Stroke Awareness Month: There's an App for That, Too

May 21, 2013, 2:15 PM

file F.A.S.T. app alerts users to stroke symptoms and a call to action

May is Stroke Awareness Month, a good time to bump up the percentage of Americans who recognize the most common symptoms of a stroke from only 38 percent, according to a Centers for Disease Control and Prevention (CDC) survey. Speedily identifying stroke symptoms and calling for an ambulance is essential because people who get to an emergency room for treatment within three hours are healthier three months later than people for whom stroke care was delayed, according to the CDC.

New this year to help increase symptom awareness is a free smartphone app from the American Heart Association/American Stroke Association called F.A.S.T. The acronym stands for common stroke symptoms and a critical call to action: Face drooping; Arm weakness; Speech difficulty; and Time to call 9-1-1. The app also includes a link to additional symptoms that bystanders and caregivers can access and a 9-1-1 button to call an ambulance.
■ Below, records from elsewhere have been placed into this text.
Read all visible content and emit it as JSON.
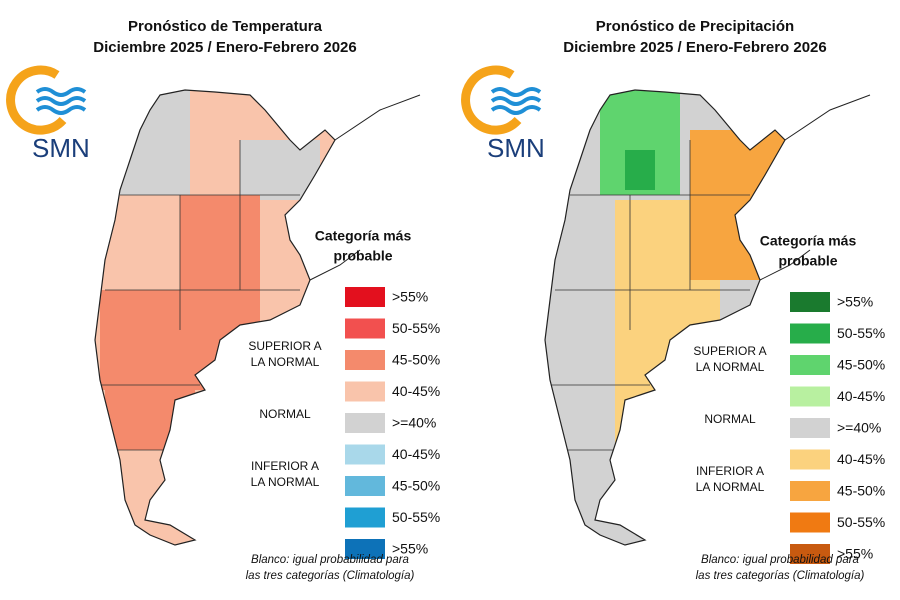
{
  "panels": [
    {
      "title_line1": "Pronóstico de Temperatura",
      "title_line2": "Diciembre 2025 / Enero-Febrero 2026",
      "logo_text": "SMN",
      "legend_title_line1": "Categoría más",
      "legend_title_line2": "probable",
      "legend": [
        {
          "label": ">55%",
          "color": "#e3101e"
        },
        {
          "label": "50-55%",
          "color": "#f2504f"
        },
        {
          "label": "45-50%",
          "color": "#f48a6c"
        },
        {
          "label": "40-45%",
          "color": "#f9c4ab"
        },
        {
          "label": ">=40%",
          "color": "#d2d2d2"
        },
        {
          "label": "40-45%",
          "color": "#a9d8ea"
        },
        {
          "label": "45-50%",
          "color": "#62b8dc"
        },
        {
          "label": "50-55%",
          "color": "#1f9fd3"
        },
        {
          "label": ">55%",
          "color": "#0d72b8"
        }
      ],
      "groups": [
        {
          "line1": "SUPERIOR A",
          "line2": "LA NORMAL"
        },
        {
          "line1": "NORMAL"
        },
        {
          "line1": "INFERIOR A",
          "line2": "LA NORMAL"
        }
      ],
      "footnote_line1": "Blanco: igual probabilidad para",
      "footnote_line2": "las tres categorías (Climatología)"
    },
    {
      "title_line1": "Pronóstico de Precipitación",
      "title_line2": "Diciembre 2025 / Enero-Febrero 2026",
      "logo_text": "SMN",
      "legend_title_line1": "Categoría más",
      "legend_title_line2": "probable",
      "legend": [
        {
          "label": ">55%",
          "color": "#1a7a2e"
        },
        {
          "label": "50-55%",
          "color": "#27ad4a"
        },
        {
          "label": "45-50%",
          "color": "#5fd46e"
        },
        {
          "label": "40-45%",
          "color": "#b8f0a0"
        },
        {
          "label": ">=40%",
          "color": "#d2d2d2"
        },
        {
          "label": "40-45%",
          "color": "#fbd27e"
        },
        {
          "label": "45-50%",
          "color": "#f7a540"
        },
        {
          "label": "50-55%",
          "color": "#f07a12"
        },
        {
          "label": ">55%",
          "color": "#c85a10"
        }
      ],
      "groups": [
        {
          "line1": "SUPERIOR A",
          "line2": "LA NORMAL"
        },
        {
          "line1": "NORMAL"
        },
        {
          "line1": "INFERIOR A",
          "line2": "LA NORMAL"
        }
      ],
      "footnote_line1": "Blanco: igual probabilidad para",
      "footnote_line2": "las tres categorías (Climatología)"
    }
  ]
}
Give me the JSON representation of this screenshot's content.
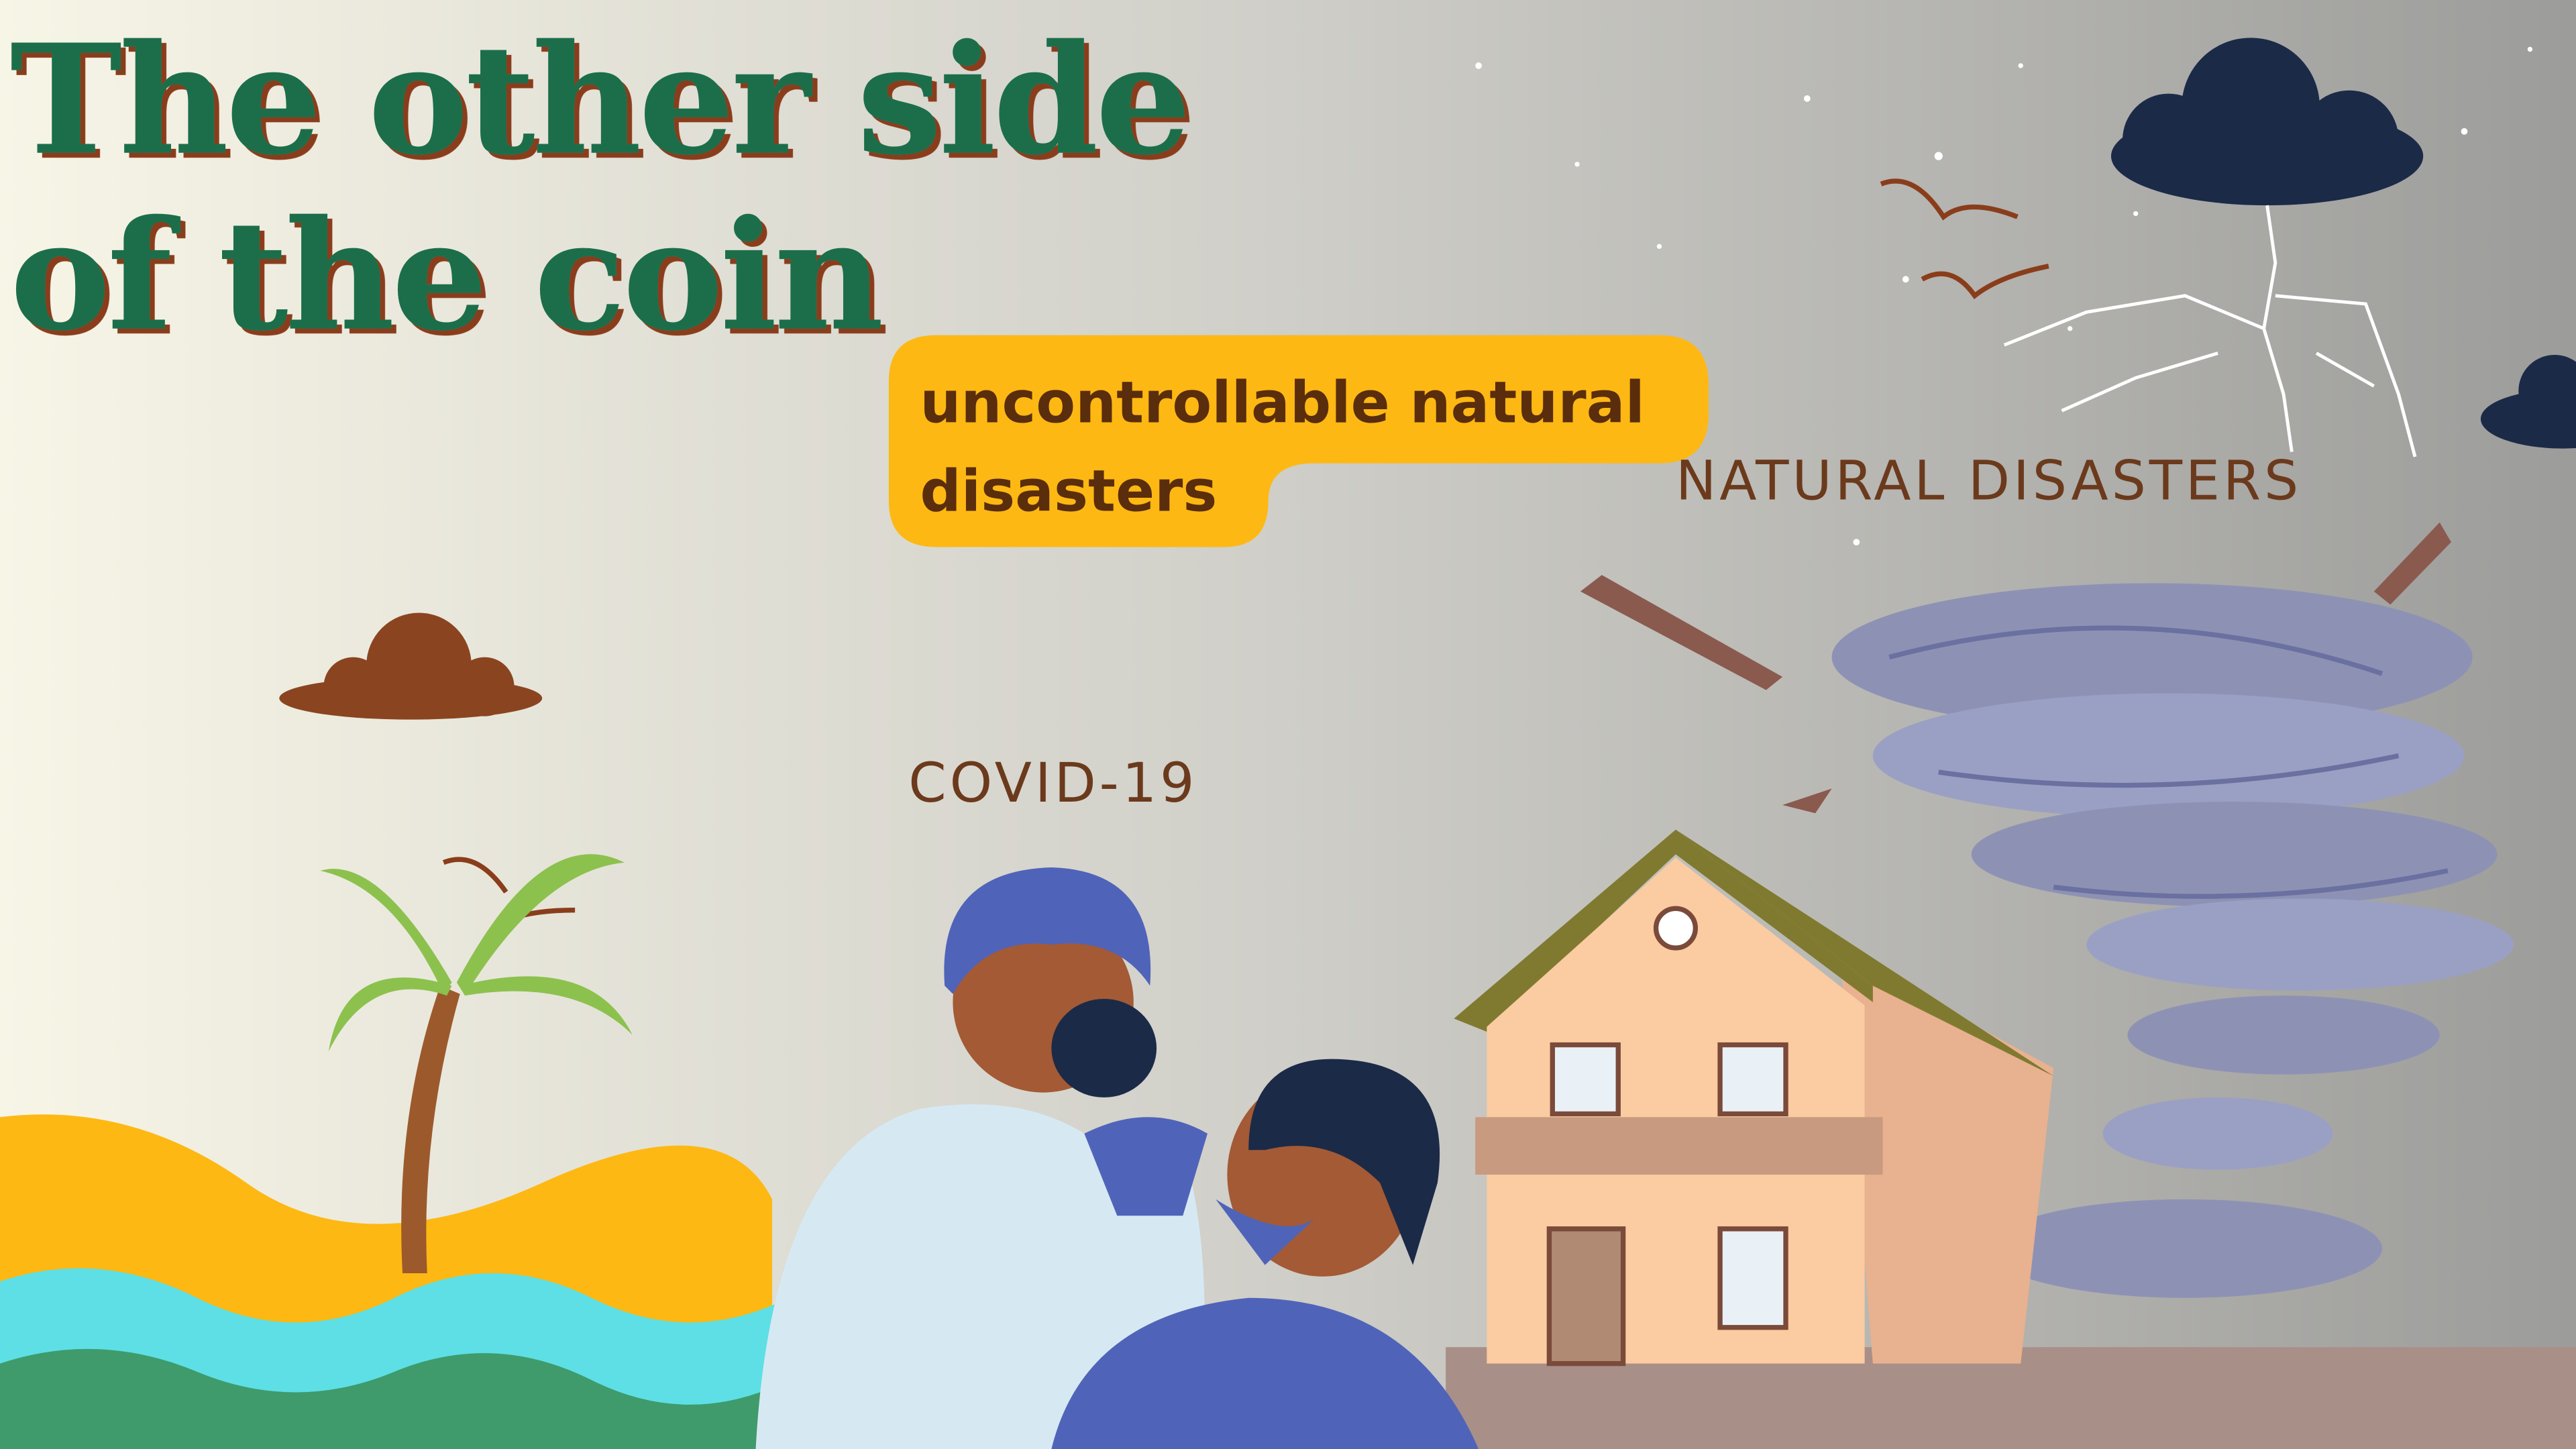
{
  "title": {
    "line1": "The other side",
    "line2": "of the coin"
  },
  "callout": {
    "line1": "uncontrollable natural",
    "line2": "disasters"
  },
  "labels": {
    "natural_disasters": "NATURAL DISASTERS",
    "covid": "COVID-19"
  }
}
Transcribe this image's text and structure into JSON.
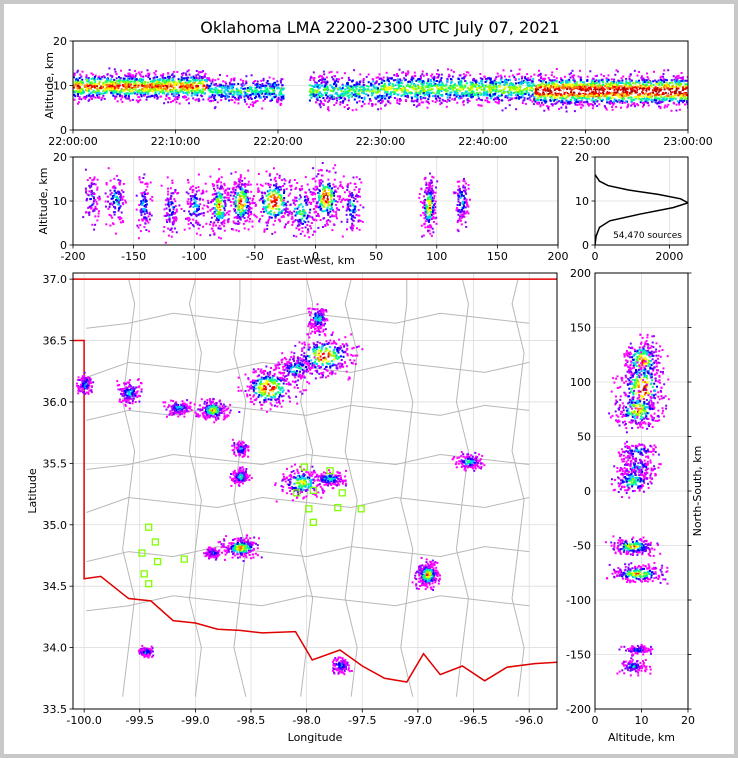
{
  "chart_data": [
    {
      "id": "time_altitude",
      "type": "heatmap",
      "title": "Oklahoma LMA 2200-2300 UTC July 07, 2021",
      "ylabel": "Altitude, km",
      "xlabel": "",
      "xlim": [
        "22:00:00",
        "23:00:00"
      ],
      "ylim": [
        0,
        20
      ],
      "xticks": [
        "22:00:00",
        "22:10:00",
        "22:20:00",
        "22:30:00",
        "22:40:00",
        "22:50:00",
        "23:00:00"
      ],
      "yticks": [
        "0",
        "10",
        "20"
      ],
      "grid": true,
      "source_clusters": [
        {
          "t0": "22:00:00",
          "t1": "22:13:00",
          "alt_center": 10,
          "alt_spread": 3,
          "intensity": 0.8
        },
        {
          "t0": "22:13:00",
          "t1": "22:20:30",
          "alt_center": 9,
          "alt_spread": 3,
          "intensity": 0.4
        },
        {
          "t0": "22:23:00",
          "t1": "22:30:00",
          "alt_center": 9,
          "alt_spread": 3.5,
          "intensity": 0.45
        },
        {
          "t0": "22:30:00",
          "t1": "22:45:00",
          "alt_center": 9.5,
          "alt_spread": 3.5,
          "intensity": 0.55
        },
        {
          "t0": "22:45:00",
          "t1": "23:00:00",
          "alt_center": 9,
          "alt_spread": 3.5,
          "intensity": 1.0
        }
      ]
    },
    {
      "id": "eastwest_altitude",
      "type": "heatmap",
      "xlabel": "East-West, km",
      "ylabel": "Altitude, km",
      "xlim": [
        -200,
        200
      ],
      "ylim": [
        0,
        20
      ],
      "xticks": [
        "-200",
        "-150",
        "-100",
        "-50",
        "0",
        "50",
        "100",
        "150",
        "200"
      ],
      "yticks": [
        "0",
        "10",
        "20"
      ],
      "grid": true,
      "source_clusters": [
        {
          "x": -185,
          "w": 6,
          "alt": 11,
          "intensity": 0.2
        },
        {
          "x": -165,
          "w": 8,
          "alt": 10,
          "intensity": 0.35
        },
        {
          "x": -142,
          "w": 6,
          "alt": 9,
          "intensity": 0.3
        },
        {
          "x": -120,
          "w": 6,
          "alt": 8,
          "intensity": 0.3
        },
        {
          "x": -100,
          "w": 8,
          "alt": 9,
          "intensity": 0.35
        },
        {
          "x": -80,
          "w": 8,
          "alt": 9,
          "intensity": 0.8
        },
        {
          "x": -62,
          "w": 10,
          "alt": 10,
          "intensity": 0.9
        },
        {
          "x": -35,
          "w": 16,
          "alt": 10,
          "intensity": 1.0
        },
        {
          "x": -12,
          "w": 12,
          "alt": 8,
          "intensity": 0.5
        },
        {
          "x": 8,
          "w": 12,
          "alt": 11,
          "intensity": 1.0
        },
        {
          "x": 30,
          "w": 8,
          "alt": 9,
          "intensity": 0.35
        },
        {
          "x": 93,
          "w": 6,
          "alt": 9,
          "intensity": 0.85
        },
        {
          "x": 120,
          "w": 6,
          "alt": 10,
          "intensity": 0.35
        }
      ]
    },
    {
      "id": "altitude_histogram",
      "type": "line",
      "xlim": [
        0,
        2500
      ],
      "ylim": [
        0,
        20
      ],
      "xticks": [
        "0",
        "2000"
      ],
      "yticks": [
        "0",
        "10",
        "20"
      ],
      "annotation": "54,470 sources",
      "grid": true,
      "series": [
        {
          "x": [
            0,
            30,
            120,
            400,
            1200,
            2100,
            2500,
            2300,
            1700,
            900,
            350,
            120,
            40,
            0
          ],
          "y": [
            0,
            2,
            4,
            5.5,
            7,
            8.5,
            9.6,
            10.5,
            11.5,
            12.5,
            13.5,
            14.5,
            15.5,
            16
          ]
        }
      ]
    },
    {
      "id": "plan_view",
      "type": "heatmap",
      "xlabel": "Longitude",
      "ylabel": "Latitude",
      "xlim": [
        -100.1,
        -95.75
      ],
      "ylim": [
        33.5,
        37.05
      ],
      "xticks": [
        "-100.0",
        "-99.5",
        "-99.0",
        "-98.5",
        "-98.0",
        "-97.5",
        "-97.0",
        "-96.5",
        "-96.0"
      ],
      "yticks": [
        "33.5",
        "34.0",
        "34.5",
        "35.0",
        "35.5",
        "36.0",
        "36.5",
        "37.0"
      ],
      "grid": true,
      "source_clusters": [
        {
          "lon": -98.35,
          "lat": 36.12,
          "rx": 0.12,
          "ry": 0.08,
          "intensity": 1.0
        },
        {
          "lon": -97.85,
          "lat": 36.38,
          "rx": 0.14,
          "ry": 0.08,
          "intensity": 0.95
        },
        {
          "lon": -98.1,
          "lat": 36.28,
          "rx": 0.08,
          "ry": 0.05,
          "intensity": 0.45
        },
        {
          "lon": -97.9,
          "lat": 36.68,
          "rx": 0.04,
          "ry": 0.05,
          "intensity": 0.4
        },
        {
          "lon": -98.85,
          "lat": 35.94,
          "rx": 0.06,
          "ry": 0.04,
          "intensity": 0.75
        },
        {
          "lon": -99.6,
          "lat": 36.08,
          "rx": 0.05,
          "ry": 0.05,
          "intensity": 0.4
        },
        {
          "lon": -100.0,
          "lat": 36.15,
          "rx": 0.03,
          "ry": 0.04,
          "intensity": 0.35
        },
        {
          "lon": -99.15,
          "lat": 35.96,
          "rx": 0.06,
          "ry": 0.03,
          "intensity": 0.35
        },
        {
          "lon": -98.05,
          "lat": 35.35,
          "rx": 0.1,
          "ry": 0.06,
          "intensity": 0.65
        },
        {
          "lon": -97.8,
          "lat": 35.38,
          "rx": 0.07,
          "ry": 0.03,
          "intensity": 0.4
        },
        {
          "lon": -98.6,
          "lat": 35.4,
          "rx": 0.04,
          "ry": 0.03,
          "intensity": 0.5
        },
        {
          "lon": -98.6,
          "lat": 35.62,
          "rx": 0.03,
          "ry": 0.03,
          "intensity": 0.3
        },
        {
          "lon": -98.6,
          "lat": 34.82,
          "rx": 0.08,
          "ry": 0.04,
          "intensity": 0.8
        },
        {
          "lon": -98.85,
          "lat": 34.78,
          "rx": 0.03,
          "ry": 0.02,
          "intensity": 0.3
        },
        {
          "lon": -96.92,
          "lat": 34.6,
          "rx": 0.05,
          "ry": 0.05,
          "intensity": 0.85
        },
        {
          "lon": -96.55,
          "lat": 35.52,
          "rx": 0.06,
          "ry": 0.03,
          "intensity": 0.4
        },
        {
          "lon": -99.45,
          "lat": 33.97,
          "rx": 0.03,
          "ry": 0.02,
          "intensity": 0.3
        },
        {
          "lon": -97.7,
          "lat": 33.86,
          "rx": 0.04,
          "ry": 0.03,
          "intensity": 0.3
        }
      ],
      "stations": [
        {
          "lon": -99.42,
          "lat": 34.98
        },
        {
          "lon": -99.36,
          "lat": 34.86
        },
        {
          "lon": -99.48,
          "lat": 34.77
        },
        {
          "lon": -99.34,
          "lat": 34.7
        },
        {
          "lon": -99.1,
          "lat": 34.72
        },
        {
          "lon": -99.46,
          "lat": 34.6
        },
        {
          "lon": -99.42,
          "lat": 34.52
        },
        {
          "lon": -98.02,
          "lat": 35.47
        },
        {
          "lon": -97.79,
          "lat": 35.44
        },
        {
          "lon": -98.09,
          "lat": 35.26
        },
        {
          "lon": -97.94,
          "lat": 35.28
        },
        {
          "lon": -97.68,
          "lat": 35.26
        },
        {
          "lon": -97.72,
          "lat": 35.14
        },
        {
          "lon": -97.51,
          "lat": 35.13
        },
        {
          "lon": -97.98,
          "lat": 35.13
        },
        {
          "lon": -97.94,
          "lat": 35.02
        }
      ],
      "colors": {
        "state_border": "#e00000",
        "county_lines": "#b8b8b8",
        "stations": "#80ff00"
      }
    },
    {
      "id": "altitude_northsouth",
      "type": "heatmap",
      "xlabel": "Altitude, km",
      "ylabel": "North-South, km",
      "xlim": [
        0,
        20
      ],
      "ylim": [
        -200,
        200
      ],
      "xticks": [
        "0",
        "10",
        "20"
      ],
      "yticks": [
        "-200",
        "-150",
        "-100",
        "-50",
        "0",
        "50",
        "100",
        "150",
        "200"
      ],
      "grid": true,
      "source_clusters": [
        {
          "alt": 10,
          "w": 4,
          "y": 120,
          "h": 10,
          "intensity": 0.9
        },
        {
          "alt": 10,
          "w": 5,
          "y": 95,
          "h": 14,
          "intensity": 1.0
        },
        {
          "alt": 9,
          "w": 5,
          "y": 75,
          "h": 8,
          "intensity": 0.8
        },
        {
          "alt": 9,
          "w": 4,
          "y": 37,
          "h": 4,
          "intensity": 0.3
        },
        {
          "alt": 9,
          "w": 4,
          "y": 22,
          "h": 5,
          "intensity": 0.4
        },
        {
          "alt": 8,
          "w": 4,
          "y": 10,
          "h": 6,
          "intensity": 0.55
        },
        {
          "alt": 8,
          "w": 5,
          "y": -50,
          "h": 4,
          "intensity": 0.75
        },
        {
          "alt": 9,
          "w": 6,
          "y": -75,
          "h": 4,
          "intensity": 0.8
        },
        {
          "alt": 9,
          "w": 3,
          "y": -145,
          "h": 2,
          "intensity": 0.3
        },
        {
          "alt": 8,
          "w": 3,
          "y": -160,
          "h": 3,
          "intensity": 0.35
        }
      ]
    }
  ]
}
Using the 9-1-1 button saves time by not having to back out of the app to dial the number manually. And using the button also generates an automatic time stamp, which gives emergency room staff a good indication of when symptoms began. Some treatments can only be given within a specific time window.

About 15 to 20 percent of downloaded apps these days are health-related says Brian Dolan, editor of Mobihealthnews, who says key features of the F.A.S.T. app are that it has prominent organizations behind it, which lets users know the information is vetted, and also allows better opportunity to publicize the app and thereby increase awareness for stroke symptoms.

That’s critical. Stroke experts say everyone should know the signs of a stroke—it’s the leading cause of death in the United States, and kills nearly 130,000 Americans each year, according to the CDC. One person dies of a stroke every four minutes—while accessing the app takes just seconds.